Question

When the excess of ammonia is added to the copper sulphate solution, the deep blue coloured complex is formed. The complex is ______.
$A.$ Tetrahedral and paramagnetic
$B.$ Tetrahedral and diamagnetic
$C.$ Square planar and diamagnetic
$D.$ Square planar and paramagnetic

Answer 1

Before solving the given question we have an idea about the product formed. When excess of ammonia is added to the copper sulphate solution the deep blue coloured complex is formed. Here is the reaction for this process,
$CuS{O_4} + N{H_3} \to \left[ {Cu{{\left( {N{H_3}} \right)}_4}} \right]S{O_4} + 4{H_2}O$

Complete answer:
As we know the complex formed is $\left[ {Cu{{\left( {N{H_3}} \right)}_4}} \right]S{O_4}$ , in the given question we have asked to determine the magnetic nature and geometry of this complex.
Magnetic nature of a complex depends on the number of unpaired electrons present in the $3d -$ orbital of metal atoms or ions.

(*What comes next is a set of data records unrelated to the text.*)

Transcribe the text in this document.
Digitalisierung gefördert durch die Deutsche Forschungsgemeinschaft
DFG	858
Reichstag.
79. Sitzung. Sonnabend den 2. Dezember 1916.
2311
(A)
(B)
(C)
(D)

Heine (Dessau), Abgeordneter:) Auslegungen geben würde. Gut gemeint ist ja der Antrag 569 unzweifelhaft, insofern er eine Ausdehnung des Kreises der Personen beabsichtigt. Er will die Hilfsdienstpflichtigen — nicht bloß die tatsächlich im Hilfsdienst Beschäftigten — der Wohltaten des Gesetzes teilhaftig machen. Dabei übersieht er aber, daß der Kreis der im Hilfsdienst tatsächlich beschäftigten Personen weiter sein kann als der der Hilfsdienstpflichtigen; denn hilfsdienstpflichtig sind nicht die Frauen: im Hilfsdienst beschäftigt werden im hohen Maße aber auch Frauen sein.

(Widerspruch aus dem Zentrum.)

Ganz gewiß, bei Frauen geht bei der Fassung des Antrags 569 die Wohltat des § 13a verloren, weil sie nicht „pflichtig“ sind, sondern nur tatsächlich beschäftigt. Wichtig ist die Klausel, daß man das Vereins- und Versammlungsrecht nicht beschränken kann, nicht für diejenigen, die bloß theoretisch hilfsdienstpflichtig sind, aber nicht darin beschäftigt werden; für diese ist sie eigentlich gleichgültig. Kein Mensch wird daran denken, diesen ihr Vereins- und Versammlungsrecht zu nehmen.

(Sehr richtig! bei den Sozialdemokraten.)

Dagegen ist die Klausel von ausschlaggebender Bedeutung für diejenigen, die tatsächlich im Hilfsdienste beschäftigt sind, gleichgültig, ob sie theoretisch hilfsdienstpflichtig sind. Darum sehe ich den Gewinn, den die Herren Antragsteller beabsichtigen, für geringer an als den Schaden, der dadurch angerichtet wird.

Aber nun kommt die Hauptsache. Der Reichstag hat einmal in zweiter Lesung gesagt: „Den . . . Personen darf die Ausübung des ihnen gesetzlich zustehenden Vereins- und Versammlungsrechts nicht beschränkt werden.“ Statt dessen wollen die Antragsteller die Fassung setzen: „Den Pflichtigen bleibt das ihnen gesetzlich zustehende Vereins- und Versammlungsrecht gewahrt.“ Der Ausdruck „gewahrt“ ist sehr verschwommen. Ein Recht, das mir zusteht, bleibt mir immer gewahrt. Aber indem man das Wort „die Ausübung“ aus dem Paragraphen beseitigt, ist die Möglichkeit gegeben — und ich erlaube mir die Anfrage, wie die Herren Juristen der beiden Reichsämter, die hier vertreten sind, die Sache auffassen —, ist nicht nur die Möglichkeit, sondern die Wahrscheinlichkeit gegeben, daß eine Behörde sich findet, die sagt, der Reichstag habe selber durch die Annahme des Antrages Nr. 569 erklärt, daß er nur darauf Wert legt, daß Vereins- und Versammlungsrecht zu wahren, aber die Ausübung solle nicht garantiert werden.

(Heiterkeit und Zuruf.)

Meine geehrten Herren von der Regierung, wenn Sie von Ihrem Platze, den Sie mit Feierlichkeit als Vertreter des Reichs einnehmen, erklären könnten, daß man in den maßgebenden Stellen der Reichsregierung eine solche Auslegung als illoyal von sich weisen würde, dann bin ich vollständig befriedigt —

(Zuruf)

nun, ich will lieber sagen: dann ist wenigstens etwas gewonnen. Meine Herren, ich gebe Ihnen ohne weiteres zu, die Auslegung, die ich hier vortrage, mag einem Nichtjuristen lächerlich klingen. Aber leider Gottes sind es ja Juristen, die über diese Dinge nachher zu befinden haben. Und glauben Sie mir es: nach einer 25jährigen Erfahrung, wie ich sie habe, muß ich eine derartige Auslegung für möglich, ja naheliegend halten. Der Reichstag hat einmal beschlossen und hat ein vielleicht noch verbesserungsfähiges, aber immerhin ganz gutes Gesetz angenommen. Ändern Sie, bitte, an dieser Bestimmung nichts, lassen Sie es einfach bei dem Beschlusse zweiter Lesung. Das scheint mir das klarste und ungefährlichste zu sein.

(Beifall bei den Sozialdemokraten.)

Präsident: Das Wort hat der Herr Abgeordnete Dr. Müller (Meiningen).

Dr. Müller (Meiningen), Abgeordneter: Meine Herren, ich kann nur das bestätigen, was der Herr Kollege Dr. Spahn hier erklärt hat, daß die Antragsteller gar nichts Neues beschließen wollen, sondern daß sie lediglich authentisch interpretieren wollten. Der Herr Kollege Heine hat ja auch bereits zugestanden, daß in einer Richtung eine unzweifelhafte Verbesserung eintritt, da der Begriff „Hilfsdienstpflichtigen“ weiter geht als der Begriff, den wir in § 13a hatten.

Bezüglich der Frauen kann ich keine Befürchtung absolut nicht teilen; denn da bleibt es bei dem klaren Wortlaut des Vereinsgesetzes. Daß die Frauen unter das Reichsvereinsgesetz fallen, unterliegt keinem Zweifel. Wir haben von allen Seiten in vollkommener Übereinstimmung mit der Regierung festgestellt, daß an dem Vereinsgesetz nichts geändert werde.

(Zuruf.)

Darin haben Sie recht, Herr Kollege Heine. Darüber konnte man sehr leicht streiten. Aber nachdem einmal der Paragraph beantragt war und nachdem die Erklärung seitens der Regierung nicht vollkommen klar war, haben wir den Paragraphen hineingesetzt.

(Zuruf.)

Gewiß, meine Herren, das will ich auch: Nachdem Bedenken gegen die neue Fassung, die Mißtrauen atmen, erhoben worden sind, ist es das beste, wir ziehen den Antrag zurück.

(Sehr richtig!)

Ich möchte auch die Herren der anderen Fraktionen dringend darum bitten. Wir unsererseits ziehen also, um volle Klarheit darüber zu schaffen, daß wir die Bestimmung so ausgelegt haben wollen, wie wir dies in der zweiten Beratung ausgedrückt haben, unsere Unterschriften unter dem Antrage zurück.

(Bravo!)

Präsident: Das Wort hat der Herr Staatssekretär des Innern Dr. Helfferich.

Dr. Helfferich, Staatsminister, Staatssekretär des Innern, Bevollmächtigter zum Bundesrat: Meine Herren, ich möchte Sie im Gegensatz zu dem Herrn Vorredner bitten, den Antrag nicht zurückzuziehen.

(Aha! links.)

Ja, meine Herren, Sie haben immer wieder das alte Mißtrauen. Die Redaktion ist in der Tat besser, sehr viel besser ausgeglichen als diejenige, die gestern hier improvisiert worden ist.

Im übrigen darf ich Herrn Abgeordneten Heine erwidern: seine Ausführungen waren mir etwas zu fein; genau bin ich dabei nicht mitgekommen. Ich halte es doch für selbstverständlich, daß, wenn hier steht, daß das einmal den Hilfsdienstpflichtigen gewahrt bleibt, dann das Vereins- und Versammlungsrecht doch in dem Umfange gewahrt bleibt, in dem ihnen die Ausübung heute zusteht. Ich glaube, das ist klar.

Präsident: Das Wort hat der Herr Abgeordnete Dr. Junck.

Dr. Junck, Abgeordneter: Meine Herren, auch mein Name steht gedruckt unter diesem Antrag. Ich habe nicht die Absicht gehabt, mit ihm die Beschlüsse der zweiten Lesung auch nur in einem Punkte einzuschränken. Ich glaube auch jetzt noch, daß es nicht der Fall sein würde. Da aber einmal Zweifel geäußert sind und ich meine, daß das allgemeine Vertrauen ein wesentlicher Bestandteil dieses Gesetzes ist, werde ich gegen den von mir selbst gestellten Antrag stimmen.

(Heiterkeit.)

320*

If an unpaired electron is present then it is paramagnetic and if an unpaired electron is not present then it is diamagnetic.
In this complex the central metal atom is copper. In this complex copper is in $+ 2$ oxidation state. The electronic configuration of $C{u^{2 + }}$ is $\left[ {Ar} \right]4{s^0}3{d^8}$, as $N{H_3}$ is a weak ligand so pairing of electrons do not take place. So there is one unpaired electron in $3d -$ orbital. So, the $\left[ {Cu{{\left( {N{H_3}} \right)}_4}} \right]S{O_4}$ complex is paramagnetic in nature.
For geometry of $\left[ {Cu{{\left( {N{H_3}} \right)}_4}} \right]S{O_4}$ complex, the central metal atom is copper. In this complex copper is in $+ 2$ oxidation state. The electronic configuration of $C{u^{2 + }}$ is $\left[ {Ar} \right]4{s^0}3{d^8}$, four $N{H_3}$ ligand occupies the one $3d$ , one $4s$ and two $4p$ orbital then the hybridization of this complex is $ds{p^2}$ . These types of hybridization show square planar complexes.
Therefore, the deep blue complex is formed. The complex square planar and paramagnetic

So, the correct option is $D$ .

Note:
In this question we can direct determine the magnetic nature of $\left[ {Cu{{\left( {N{H_3}} \right)}_4}} \right]S{O_4}$ because it is a deep colour complex, we also know the colour of complex is also depend on the number of unpaired electrons present in $3d -$ orbital. So we can directly answer this question $\left[ {Cu{{\left( {N{H_3}} \right)}_4}} \right]S{O_4}$ is paramagnetic.